A security researcher has revealed a random sampling of dumps consisting of 10 million passwords alongside usernames. Notably, the researcher claims that the dumped passwords were sourced from websites like haveibeenpwned and pwnedlist where users can check and be notified if their own accounts have been compromised.

Mark Burnett earlier this week in a blog titled "Today I am releasing ten million passwords" gave reasons why he published the article and also explained that "a carefully-selected set of data provides great insight into user behaviour and is valuable for furthering password security."

(Also see: 4 simple tips to keep your online accounts secure)

Burnett further claimed that posted passwords are "dead passwords" and added they "cannot be defined as authentication features because dead passwords will not allow you to authenticate."

Explaining his reasons to release the large number of passwords and usernames to the public domain, Burnett wrote, "Frequently I get requests from students and security researchers to get a copy of my password research data.
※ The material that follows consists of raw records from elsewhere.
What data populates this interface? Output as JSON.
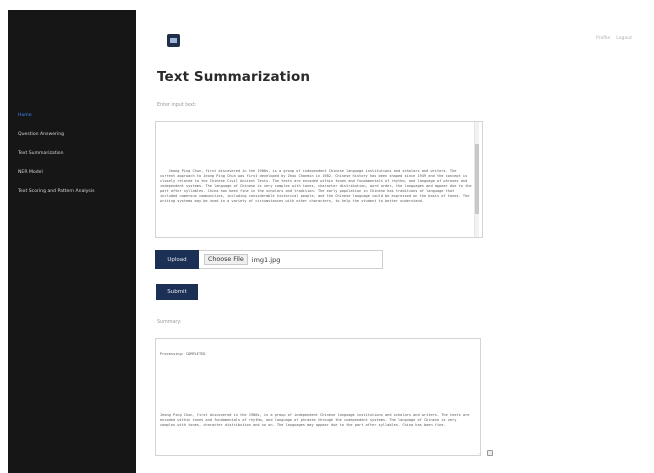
{
  "sidebar": {
    "items": [
      {
        "label": "Home",
        "active": true
      },
      {
        "label": "Question Answering",
        "active": false
      },
      {
        "label": "Text Summarization",
        "active": false
      },
      {
        "label": "NER Model",
        "active": false
      },
      {
        "label": "Text Scoring and Pattern Analysis",
        "active": false
      }
    ]
  },
  "header": {
    "logo_icon": "app-logo-icon",
    "links": [
      "Profile",
      "Logout"
    ]
  },
  "page": {
    "title": "Text Summarization",
    "input_label": "Enter input text:",
    "input_text": "Jeong Ping Chun, first discovered in the 1980s, is a group of independent Chinese language institutions and scholars and writers. The current approach to Jeong Ping Chun was first developed by Zhou Chanmin in 1982. Chinese history has been shaped since 1949 and the concept is closely related to the Chinese Civil Ancient Texts. The texts are encoded within tones and fundamentals of rhythm, and language of phrases and independent systems. The language of Chinese is very complex with tones, character distribution, word order, the languages and appear due to the part after syllables. China has been fine in the scholars and tradition. The early population in Chinese has traditions of language that included numerous communities, including considerable historical people, and the Chinese language could be expressed on the basis of tones. The writing systems may be used in a variety of circumstances with other characters, to help the student to better understand.",
    "upload_label": "Upload",
    "choose_file_label": "Choose File",
    "file_name": "img1.jpg",
    "submit_label": "Submit",
    "summary_label": "Summary:",
    "summary_header": "Processing: COMPLETED",
    "summary_text": "Jeong Ping Chun, first discovered in the 1980s, is a group of independent Chinese language institutions and scholars and writers. The texts are encoded within tones and fundamentals of rhythm, and language of phrases through the independent systems. The language of Chinese is very complex with tones, character distribution and so on. The languages may appear due to the part after syllables. China has been fine."
  }
}
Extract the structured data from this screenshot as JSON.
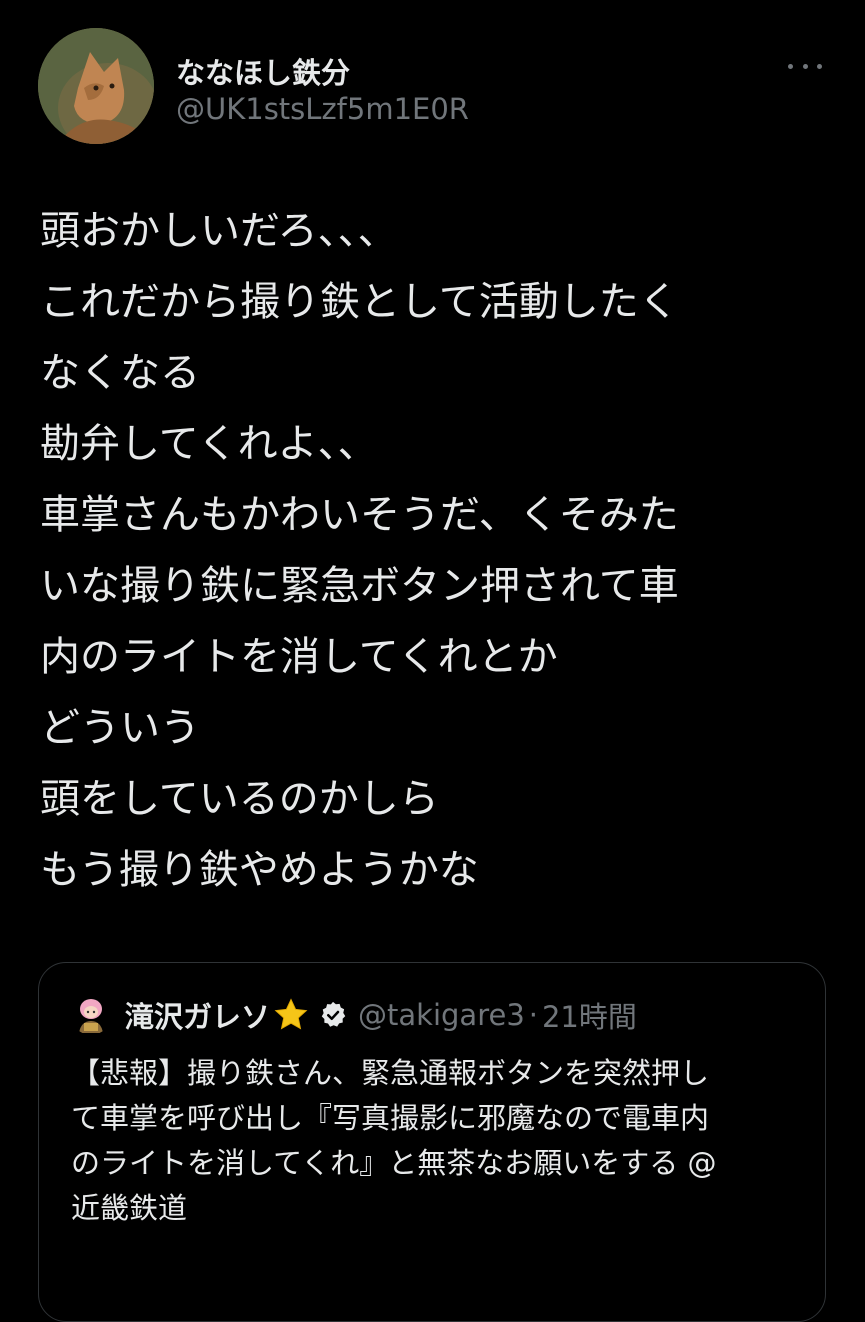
{
  "tweet": {
    "author": {
      "display_name": "ななほし鉄分",
      "handle": "@UK1stsLzf5m1E0R"
    },
    "more_icon": "more-horizontal-icon",
    "lines": [
      "頭おかしいだろ、、、",
      "これだから撮り鉄として活動したく",
      "なくなる",
      "勘弁してくれよ、、",
      "車掌さんもかわいそうだ、くそみた",
      "いな撮り鉄に緊急ボタン押されて車",
      "内のライトを消してくれとか",
      "どういう",
      "頭をしているのかしら",
      "もう撮り鉄やめようかな"
    ]
  },
  "quoted_tweet": {
    "author": {
      "display_name": "滝沢ガレソ",
      "badge_emoji": "star-icon",
      "verified_icon": "verified-badge-icon",
      "handle": "@takigare3",
      "separator": "·",
      "time": "21時間"
    },
    "lines": [
      "【悲報】撮り鉄さん、緊急通報ボタンを突然押し",
      "て車掌を呼び出し『写真撮影に邪魔なので電車内",
      "のライトを消してくれ』と無茶なお願いをする @",
      "近畿鉄道"
    ]
  },
  "colors": {
    "background": "#000000",
    "text_primary": "#e7e9ea",
    "text_secondary": "#71767b",
    "border": "#2f3336",
    "star": "#f5c518"
  }
}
I typically decline to share the passwords but for quite some time I have wanted to provide a clean set of data to share with the world. A carefully-selected set of data provides great insight into user behaviour and is valuable for furthering password security. So I built a data set of ten million usernames and passwords that I am releasing to the public domain."

Burnett in his detailed blog had to give several reasons to suggest that leaked passwords posted are just for research purpose and is not intended to harm anyone. He adds, "I think this is completely absurd that I have to write an entire article justifying the release of this data out of fear of prosecution or legal harassment. I had wanted to write an article about the data itself but I will have to do that later because I had to write this lame thing trying to convince the FBI not to raid me."

Additionally, BGR points out that a site created based on the data released by Burnett is live and allow anyone to check whether their accounts have been compromised. The website, named Rehmann, searches the usernames and passwords based on partial search terms. Users can visit to site to ensure their passwords are not part of the list.

Burnett in his final note adds that the shared list includes just a sampling and cannot guarantee anyone that if the password is not in the shared list - is safe. "Be aware that if your password is not on this list that means nothing. This is a random sampling of thousands of dumps consisting of upwards to a billion passwords," he notes.